Major Betzann Carroll

I would often complain about the careless way the War Cry, a Salvation Army publication, was handled. After folks read it they would leave it here and there for someone else to pick-up. I would often complain,
But, not this time!

The War Cry cost money. It was poor stewardship to leave it lying around. I must admit I did not read each issue from cover to cover, but I would always find valuable reading within its pages. Why waste it, I would often complain,
But, not this time!
There are times in our life when going without the familiar helps us to realize its value. Our attitudes change. Such was my experience.

I was waiting for a bus or a “blue van” which it actually was, on the busy Daytona Beach Street. The hot sun was beating down and there was nothing cool about the breeze, which tossed litter from corner to corner. Often there was an afternoon thunderstorm, which would bring relief. Relief, which only lasted long enough to realize how very hot it, was. It was not the tropical paradise I had envisioned when I decided to leave New England and move to Daytona Beach. The dust filled the air and clung to whatever was moist enough to hold its residue.

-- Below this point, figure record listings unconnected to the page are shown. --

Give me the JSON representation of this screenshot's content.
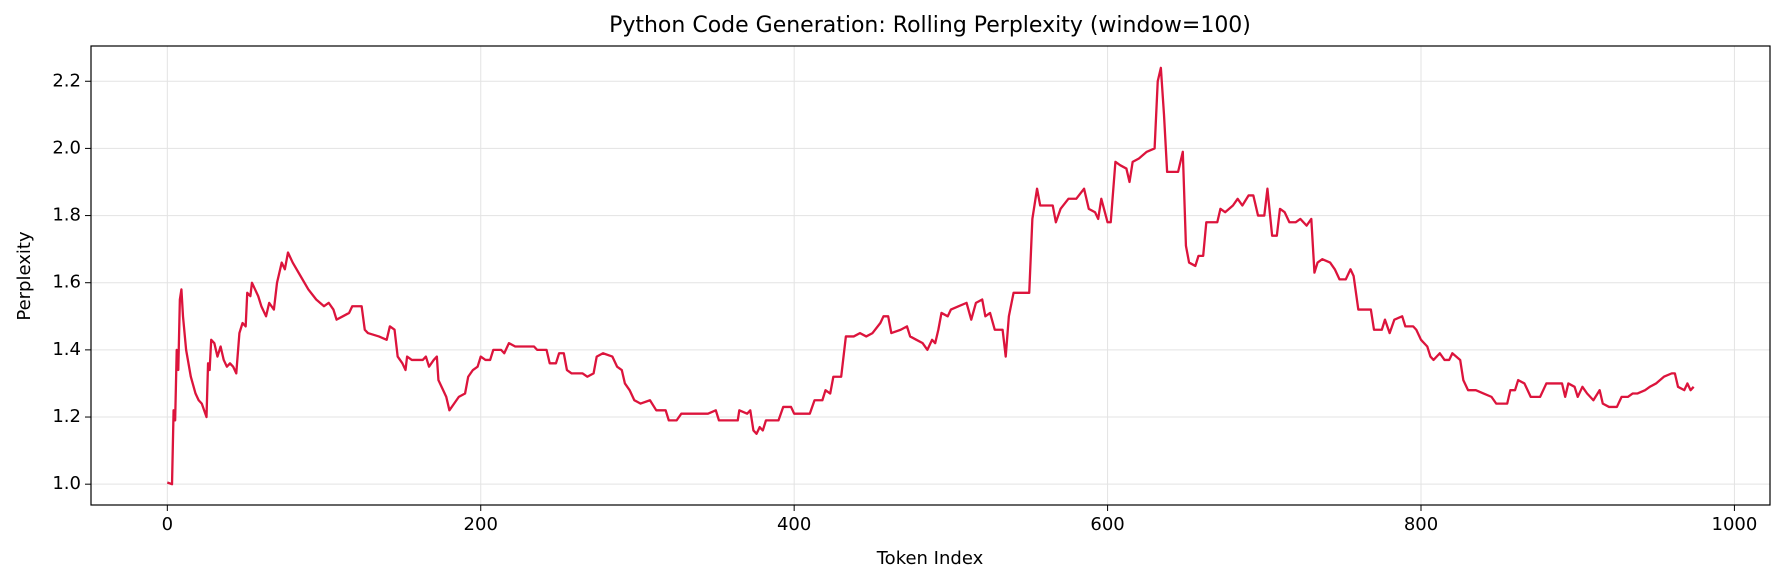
{
  "chart_data": {
    "type": "line",
    "title": "Python Code Generation: Rolling Perplexity (window=100)",
    "x_label": "Token Index",
    "y_label": "Perplexity",
    "xlim": [
      -48.7,
      1022.7
    ],
    "ylim": [
      0.938,
      2.305
    ],
    "xticks": [
      0,
      200,
      400,
      600,
      800,
      1000
    ],
    "yticks": [
      {
        "value": 1,
        "label": "1.0"
      },
      1.2,
      1.4,
      1.6,
      1.8,
      {
        "value": 2,
        "label": "2.0"
      },
      2.2
    ],
    "grid": true,
    "series": [
      {
        "name": "Rolling Perplexity",
        "color": "#dc143c",
        "x": [
          0,
          3,
          4,
          5,
          6,
          7,
          8,
          9,
          10,
          12,
          15,
          18,
          20,
          22,
          25,
          26,
          27,
          28,
          30,
          32,
          34,
          36,
          38,
          40,
          42,
          44,
          46,
          48,
          50,
          51,
          53,
          54,
          56,
          58,
          60,
          63,
          65,
          68,
          70,
          73,
          75,
          77,
          80,
          85,
          90,
          95,
          100,
          103,
          106,
          108,
          112,
          116,
          118,
          124,
          126,
          128,
          135,
          140,
          142,
          145,
          147,
          150,
          152,
          153,
          156,
          163,
          165,
          167,
          170,
          172,
          173,
          176,
          178,
          180,
          183,
          186,
          190,
          192,
          195,
          198,
          200,
          203,
          206,
          208,
          213,
          215,
          218,
          222,
          230,
          234,
          236,
          242,
          244,
          248,
          250,
          253,
          255,
          258,
          265,
          268,
          272,
          274,
          278,
          284,
          287,
          290,
          292,
          295,
          298,
          302,
          308,
          312,
          318,
          320,
          325,
          328,
          335,
          340,
          345,
          350,
          352,
          360,
          364,
          365,
          370,
          372,
          374,
          376,
          378,
          380,
          382,
          390,
          393,
          398,
          400,
          410,
          413,
          418,
          420,
          423,
          425,
          430,
          433,
          438,
          442,
          446,
          450,
          455,
          457,
          460,
          462,
          468,
          472,
          474,
          478,
          482,
          485,
          488,
          490,
          492,
          494,
          498,
          500,
          505,
          510,
          513,
          516,
          520,
          522,
          525,
          528,
          533,
          535,
          537,
          540,
          545,
          550,
          552,
          555,
          557,
          560,
          565,
          567,
          570,
          575,
          580,
          585,
          588,
          592,
          594,
          596,
          600,
          602,
          605,
          608,
          612,
          614,
          616,
          620,
          625,
          630,
          632,
          634,
          636,
          638,
          642,
          645,
          648,
          650,
          652,
          656,
          658,
          661,
          663,
          670,
          672,
          675,
          680,
          683,
          686,
          690,
          693,
          696,
          700,
          702,
          705,
          708,
          710,
          713,
          716,
          720,
          723,
          727,
          730,
          732,
          734,
          737,
          742,
          745,
          748,
          752,
          755,
          757,
          760,
          765,
          768,
          770,
          775,
          777,
          780,
          783,
          788,
          790,
          795,
          797,
          800,
          804,
          806,
          808,
          812,
          815,
          818,
          820,
          825,
          827,
          830,
          835,
          840,
          845,
          848,
          855,
          857,
          860,
          862,
          866,
          868,
          870,
          876,
          880,
          890,
          892,
          894,
          898,
          900,
          903,
          906,
          910,
          914,
          916,
          920,
          925,
          928,
          932,
          935,
          938,
          943,
          946,
          950,
          955,
          960,
          962,
          964,
          968,
          970,
          972,
          974
        ],
        "values": [
          1.005,
          1.0,
          1.22,
          1.19,
          1.4,
          1.34,
          1.55,
          1.58,
          1.5,
          1.4,
          1.32,
          1.27,
          1.25,
          1.24,
          1.2,
          1.36,
          1.34,
          1.43,
          1.42,
          1.38,
          1.41,
          1.37,
          1.35,
          1.36,
          1.35,
          1.33,
          1.45,
          1.48,
          1.47,
          1.57,
          1.56,
          1.6,
          1.58,
          1.56,
          1.53,
          1.5,
          1.54,
          1.52,
          1.6,
          1.66,
          1.64,
          1.69,
          1.66,
          1.62,
          1.58,
          1.55,
          1.53,
          1.54,
          1.52,
          1.49,
          1.5,
          1.51,
          1.53,
          1.53,
          1.46,
          1.45,
          1.44,
          1.43,
          1.47,
          1.46,
          1.38,
          1.36,
          1.34,
          1.38,
          1.37,
          1.37,
          1.38,
          1.35,
          1.37,
          1.38,
          1.31,
          1.28,
          1.26,
          1.22,
          1.24,
          1.26,
          1.27,
          1.32,
          1.34,
          1.35,
          1.38,
          1.37,
          1.37,
          1.4,
          1.4,
          1.39,
          1.42,
          1.41,
          1.41,
          1.41,
          1.4,
          1.4,
          1.36,
          1.36,
          1.39,
          1.39,
          1.34,
          1.33,
          1.33,
          1.32,
          1.33,
          1.38,
          1.39,
          1.38,
          1.35,
          1.34,
          1.3,
          1.28,
          1.25,
          1.24,
          1.25,
          1.22,
          1.22,
          1.19,
          1.19,
          1.21,
          1.21,
          1.21,
          1.21,
          1.22,
          1.19,
          1.19,
          1.19,
          1.22,
          1.21,
          1.22,
          1.16,
          1.15,
          1.17,
          1.16,
          1.19,
          1.19,
          1.23,
          1.23,
          1.21,
          1.21,
          1.25,
          1.25,
          1.28,
          1.27,
          1.32,
          1.32,
          1.44,
          1.44,
          1.45,
          1.44,
          1.45,
          1.48,
          1.5,
          1.5,
          1.45,
          1.46,
          1.47,
          1.44,
          1.43,
          1.42,
          1.4,
          1.43,
          1.42,
          1.46,
          1.51,
          1.5,
          1.52,
          1.53,
          1.54,
          1.49,
          1.54,
          1.55,
          1.5,
          1.51,
          1.46,
          1.46,
          1.38,
          1.5,
          1.57,
          1.57,
          1.57,
          1.79,
          1.88,
          1.83,
          1.83,
          1.83,
          1.78,
          1.82,
          1.85,
          1.85,
          1.88,
          1.82,
          1.81,
          1.79,
          1.85,
          1.78,
          1.78,
          1.96,
          1.95,
          1.94,
          1.9,
          1.96,
          1.97,
          1.99,
          2.0,
          2.2,
          2.24,
          2.1,
          1.93,
          1.93,
          1.93,
          1.99,
          1.71,
          1.66,
          1.65,
          1.68,
          1.68,
          1.78,
          1.78,
          1.82,
          1.81,
          1.83,
          1.85,
          1.83,
          1.86,
          1.86,
          1.8,
          1.8,
          1.88,
          1.74,
          1.74,
          1.82,
          1.81,
          1.78,
          1.78,
          1.79,
          1.77,
          1.79,
          1.63,
          1.66,
          1.67,
          1.66,
          1.64,
          1.61,
          1.61,
          1.64,
          1.62,
          1.52,
          1.52,
          1.52,
          1.46,
          1.46,
          1.49,
          1.45,
          1.49,
          1.5,
          1.47,
          1.47,
          1.46,
          1.43,
          1.41,
          1.38,
          1.37,
          1.39,
          1.37,
          1.37,
          1.39,
          1.37,
          1.31,
          1.28,
          1.28,
          1.27,
          1.26,
          1.24,
          1.24,
          1.28,
          1.28,
          1.31,
          1.3,
          1.28,
          1.26,
          1.26,
          1.3,
          1.3,
          1.26,
          1.3,
          1.29,
          1.26,
          1.29,
          1.27,
          1.25,
          1.28,
          1.24,
          1.23,
          1.23,
          1.26,
          1.26,
          1.27,
          1.27,
          1.28,
          1.29,
          1.3,
          1.32,
          1.33,
          1.33,
          1.29,
          1.28,
          1.3,
          1.28,
          1.29
        ]
      }
    ]
  }
}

While I waited, I realized that it could be a very long wait. Often the bus would pass without stopping. There was only seating capacity for eight at the most. I was thankful for the wooden bench provided to rest on. As I reached down to adjust my sandal so it would not rub against my blister, I noticed a pamphlet lodged between the sidewalk and the leg of the bench. It was the War Cry. Yes, who would have ever thought a War Cry would be stuck there. Since my time in Florida I had not seen a War Cry. Now, it was in my hands. I would have complained that the War Cry cost money and should not be left to blow in the breeze, but not this time! I said thank you.

I read every word and then searched for familiar faces. I had recently resigned my commission as a Lieutenant to marry. Somehow I confused affection for love and had decided to marry someone, the wrong one! He did not love Christ as he said. He had changed after I arrived. Now, with the reality of my situation, I knew I was really not in love. There would be no marriage. I was in danger of leaving all God had for me. God had not called me to the ministry and then changed His mind. I was empty, worn-out and alone. As I closed the War Cry, I looked at the back cover. Printed on a beautiful scene were the words of Albert Osborn’s song, From A Fount I Know.

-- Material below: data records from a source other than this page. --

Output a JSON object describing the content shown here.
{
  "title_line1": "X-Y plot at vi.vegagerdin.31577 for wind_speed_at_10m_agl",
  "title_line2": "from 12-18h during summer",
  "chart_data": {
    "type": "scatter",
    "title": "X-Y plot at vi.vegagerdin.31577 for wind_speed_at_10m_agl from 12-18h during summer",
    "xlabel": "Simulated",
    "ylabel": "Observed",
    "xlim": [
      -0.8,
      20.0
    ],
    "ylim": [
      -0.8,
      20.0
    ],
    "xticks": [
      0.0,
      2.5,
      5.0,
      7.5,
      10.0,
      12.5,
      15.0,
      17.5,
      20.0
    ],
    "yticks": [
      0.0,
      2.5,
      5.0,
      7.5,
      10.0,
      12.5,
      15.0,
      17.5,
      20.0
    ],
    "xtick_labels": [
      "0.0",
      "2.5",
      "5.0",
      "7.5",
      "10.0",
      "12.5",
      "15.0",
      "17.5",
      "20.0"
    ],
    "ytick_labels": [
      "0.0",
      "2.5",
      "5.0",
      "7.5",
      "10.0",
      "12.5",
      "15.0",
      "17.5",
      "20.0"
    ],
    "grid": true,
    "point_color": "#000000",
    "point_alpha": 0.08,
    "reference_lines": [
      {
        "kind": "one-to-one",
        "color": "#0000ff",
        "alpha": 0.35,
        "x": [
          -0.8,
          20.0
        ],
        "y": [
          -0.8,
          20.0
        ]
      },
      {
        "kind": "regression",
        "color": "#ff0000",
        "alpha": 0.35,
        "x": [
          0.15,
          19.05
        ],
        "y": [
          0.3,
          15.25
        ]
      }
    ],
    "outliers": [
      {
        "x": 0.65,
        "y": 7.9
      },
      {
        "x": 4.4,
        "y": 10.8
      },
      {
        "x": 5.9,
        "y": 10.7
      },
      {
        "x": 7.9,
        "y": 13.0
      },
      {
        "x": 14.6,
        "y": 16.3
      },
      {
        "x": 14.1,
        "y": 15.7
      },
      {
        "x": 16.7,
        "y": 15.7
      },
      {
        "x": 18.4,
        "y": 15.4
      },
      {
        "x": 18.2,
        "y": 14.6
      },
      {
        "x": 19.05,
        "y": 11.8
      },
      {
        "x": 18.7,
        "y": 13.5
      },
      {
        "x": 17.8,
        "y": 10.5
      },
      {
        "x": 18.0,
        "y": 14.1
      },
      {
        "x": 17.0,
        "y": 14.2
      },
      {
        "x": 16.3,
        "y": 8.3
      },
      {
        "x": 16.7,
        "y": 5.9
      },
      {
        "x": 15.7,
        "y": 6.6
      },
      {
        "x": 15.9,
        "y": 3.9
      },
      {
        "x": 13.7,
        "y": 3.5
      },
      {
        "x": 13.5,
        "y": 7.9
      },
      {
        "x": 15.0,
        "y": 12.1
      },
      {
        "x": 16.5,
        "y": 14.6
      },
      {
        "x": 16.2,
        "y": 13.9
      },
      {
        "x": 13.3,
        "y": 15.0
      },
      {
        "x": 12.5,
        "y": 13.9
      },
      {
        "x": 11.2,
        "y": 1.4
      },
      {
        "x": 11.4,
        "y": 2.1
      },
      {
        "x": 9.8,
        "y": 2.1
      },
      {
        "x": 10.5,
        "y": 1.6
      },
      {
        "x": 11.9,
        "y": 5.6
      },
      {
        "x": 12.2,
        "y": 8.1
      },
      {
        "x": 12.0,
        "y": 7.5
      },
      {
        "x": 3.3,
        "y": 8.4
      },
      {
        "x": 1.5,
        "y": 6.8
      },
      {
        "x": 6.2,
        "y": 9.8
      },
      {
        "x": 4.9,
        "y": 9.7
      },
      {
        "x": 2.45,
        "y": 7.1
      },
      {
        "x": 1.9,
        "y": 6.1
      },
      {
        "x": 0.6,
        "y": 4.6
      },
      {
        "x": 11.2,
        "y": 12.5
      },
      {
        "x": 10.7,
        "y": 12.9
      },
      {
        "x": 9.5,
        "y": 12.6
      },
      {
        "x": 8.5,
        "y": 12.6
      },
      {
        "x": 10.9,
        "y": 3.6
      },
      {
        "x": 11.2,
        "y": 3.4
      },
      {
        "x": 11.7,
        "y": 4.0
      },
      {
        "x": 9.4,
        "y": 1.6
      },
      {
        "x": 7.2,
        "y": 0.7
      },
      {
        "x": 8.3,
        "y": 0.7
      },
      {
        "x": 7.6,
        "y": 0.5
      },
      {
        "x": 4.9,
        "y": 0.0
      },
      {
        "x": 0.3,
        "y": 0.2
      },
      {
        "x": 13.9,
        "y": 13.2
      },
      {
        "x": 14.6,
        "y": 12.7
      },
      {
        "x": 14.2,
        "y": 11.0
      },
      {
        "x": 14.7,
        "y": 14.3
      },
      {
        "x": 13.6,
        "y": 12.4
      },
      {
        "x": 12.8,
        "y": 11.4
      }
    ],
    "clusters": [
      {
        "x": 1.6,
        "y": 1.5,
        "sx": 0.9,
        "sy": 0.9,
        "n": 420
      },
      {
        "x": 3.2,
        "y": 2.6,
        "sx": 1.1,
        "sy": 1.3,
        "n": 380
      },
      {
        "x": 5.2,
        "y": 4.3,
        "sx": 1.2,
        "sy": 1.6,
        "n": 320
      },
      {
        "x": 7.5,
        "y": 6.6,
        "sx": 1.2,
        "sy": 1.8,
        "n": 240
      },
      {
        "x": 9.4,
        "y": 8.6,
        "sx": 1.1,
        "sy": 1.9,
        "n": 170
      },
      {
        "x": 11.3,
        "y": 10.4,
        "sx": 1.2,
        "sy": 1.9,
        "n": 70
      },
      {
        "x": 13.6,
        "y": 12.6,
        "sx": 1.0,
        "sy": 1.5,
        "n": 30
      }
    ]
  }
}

“Wash from my hands, the dust of earthly striving.
Take from my mind the stress of secret fear.
Cleanse Thou the wounds, from all but Thee far hidden,
And when the waters come, let my healing appear.”


The bus finally came. The sun continued to beat. The breeze continued to push litter about. I was refreshed. I was washed. The words of the song had encouraged my heart. God had spoken to me through the War Cry. I took it with me. I had never realized how much I appreciated the written word, the War Cry,

But, I did that time!

1 comment:

  1. Reading all your stories they're warming my heart! I too had moved South out of HighSchool, and at first lived with family and then friends and ended up in Daytona, when I realized that moving "home" (nearer family.. and in with the Moore's when I arrived) was what was meant for me. After leaving the Moore Family, and into the home of my Sister-in-Law Christianne and brother Raymond, nephew Ryan, and Of course Deanna, did I feel I'd finally start making the right decisions for my life. Moving out on my own, and then marrying and now having my own family. My wonderful husband, and 4 beautiful children I realize HOW wonderful God can be if we listen to what he's saying! My children have had their share of problems, and sometimes I wonder where God is in things that have happened in life, and reading your writings it helps to remember he's here even in the hard times, sometimes silently standing beside me!